= Verhofstadt III Government =

The Verhofstadt III government was an interim Belgian government inaugurated on December 21, 2007 and lasting until 23 March 2008. It was led by Belgian Prime Minister Guy Verhofstadt government and contained representatives from the Open Flemish Liberals and Democrats (Open VLD), Flemish Christian Democrats (CD&V), the Francophone Socialists (PS), the Francophone Liberals (MR) and Francophone Christian Democrats (CDH).

It was succeeded by a permanent government led by CD&V leader Yves Leterme.

==Formation of government==

When the Parliament confirmed the formation of this interim Government, it had been 196 days since the Belgian people had voted out the previous coalition, the longest period of formation in Belgian history at the time.

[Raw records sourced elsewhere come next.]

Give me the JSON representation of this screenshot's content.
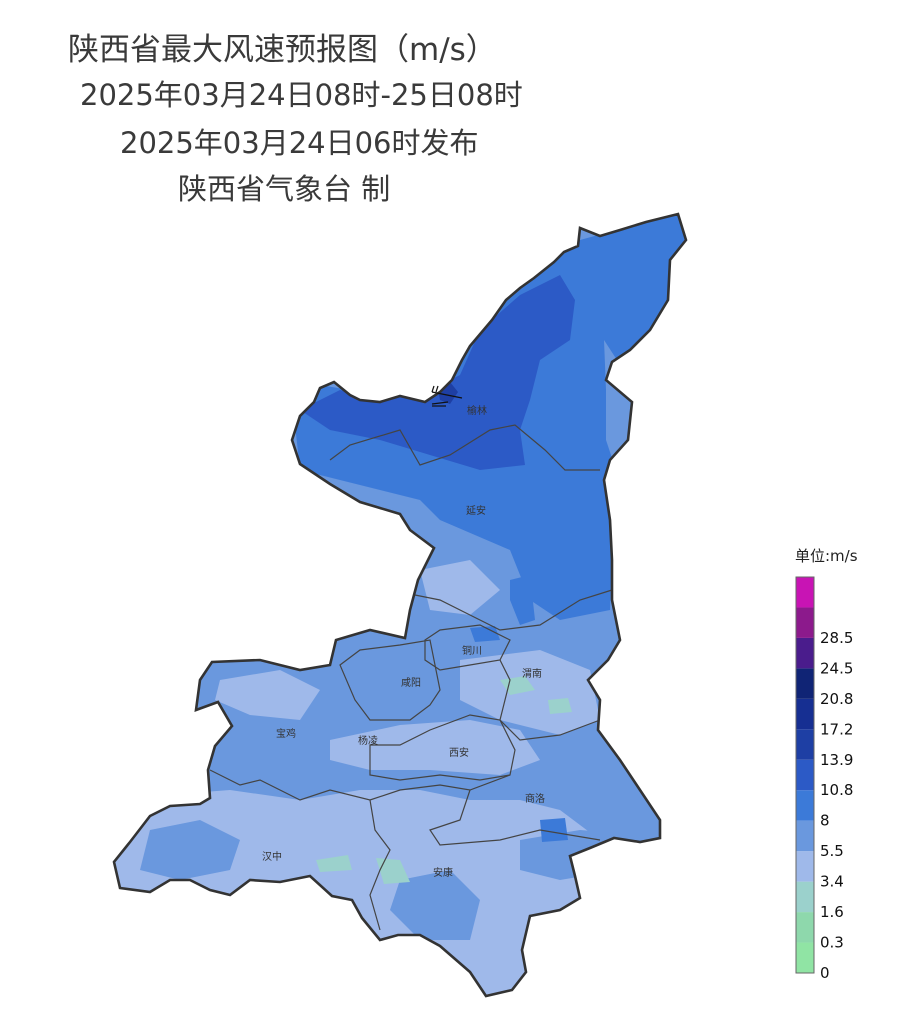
{
  "title": {
    "line1": "陕西省最大风速预报图（m/s）",
    "line2": "2025年03月24日08时-25日08时",
    "line3": "2025年03月24日06时发布",
    "line4": "陕西省气象台 制"
  },
  "cities": [
    "榆林",
    "延安",
    "铜川",
    "渭南",
    "咸阳",
    "宝鸡",
    "杨凌",
    "西安",
    "商洛",
    "汉中",
    "安康"
  ],
  "legend": {
    "unit_label": "单位:m/s",
    "levels": [
      {
        "label": "0",
        "color": "#90e4a4"
      },
      {
        "label": "0.3",
        "color": "#8ed8ac"
      },
      {
        "label": "1.6",
        "color": "#9bd1cc"
      },
      {
        "label": "3.4",
        "color": "#9fb9ea"
      },
      {
        "label": "5.5",
        "color": "#6a98de"
      },
      {
        "label": "8",
        "color": "#3c7ad8"
      },
      {
        "label": "10.8",
        "color": "#2c5ac6"
      },
      {
        "label": "13.9",
        "color": "#1e3fa4"
      },
      {
        "label": "17.2",
        "color": "#162f92"
      },
      {
        "label": "20.8",
        "color": "#102475"
      },
      {
        "label": "24.5",
        "color": "#4a1c8c"
      },
      {
        "label": "28.5",
        "color": "#8c1a8c"
      },
      {
        "label": "",
        "color": "#c814b4"
      }
    ]
  },
  "colors": {
    "boundary": "#333333",
    "deep": "#2c5ac6",
    "mid": "#3c7ad8",
    "light": "#6a98de",
    "pale": "#9fb9ea",
    "mint": "#9bd1cc"
  }
}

==Composition of government==
The government consisted only of ministers. The composition of the interim Government as decided in the inaugural Council of Ministers is as follows:

| Minister | Name | Party | |
| Prime Minister | Guy Verhofstadt | Open VLD | |
| Deputy Prime Minister - Finance and Institutional Reform | Didier Reynders | MR | |
| Deputy Prime Minister - Budget, Mobility and Institutional Reform | Yves Leterme | CD&V | |
| Social Affairs and Public Health | Laurette Onkelinx | PS | |
| Interior | Patrick Dewael | Open VLD | |
| Foreign Affairs | Karel De Gucht | Open VLD | |
| Economy, the Self-employed and Agriculture | Sabine Laruelle | MR | |
| Pensions and Social Integration | Christian Dupont | PS | |
| Employment | Josly Piette | CDH | |
| Justice | Jo Vandeurzen | CD&V | |
| Defence | Pieter De Crem | CD&V | |
| Climate and Energy | Paul Magnette | PS | |
| Development Cooperation | Charles Michel | MR | |
| Civil Service and Public Enterprises | Inge Vervotte | CD&V | |

The Restricted Council of Ministers (KERN) is the arbitration arm of the executive, which arbitrates disputes within the Government. Under the interim Government, it consists of the Prime Minister and five members of Government representing the five parties in coalition, namely both Deputy Prime Ministers as well as the Minister of Employment, the Minister of Social Affairs and Public Health and the Minister of the Interior.

Under the interim Government deal, it was understood that Yves Leterme will take over the post of Prime Minister no later than 23 March. On March 20, Leterme officially succeeded Verhofstadt and a new government was formed.

==Government declaration==
The government declaration to which the parties agreed consists of ten points. The main task of the government is to prepare the 2008 budget. Social security benefits will be increased, and businesses will see their shift work costs reduced. A service agreement will be negotiated with the national railway operator. A national security plan is proposed, and the Treaty of Lisbon will see a quick ratification.

==Government policy==
One of the first actions of the newly installed government was to raise the Belgian security level in response to a possible Islamic terrorist threat.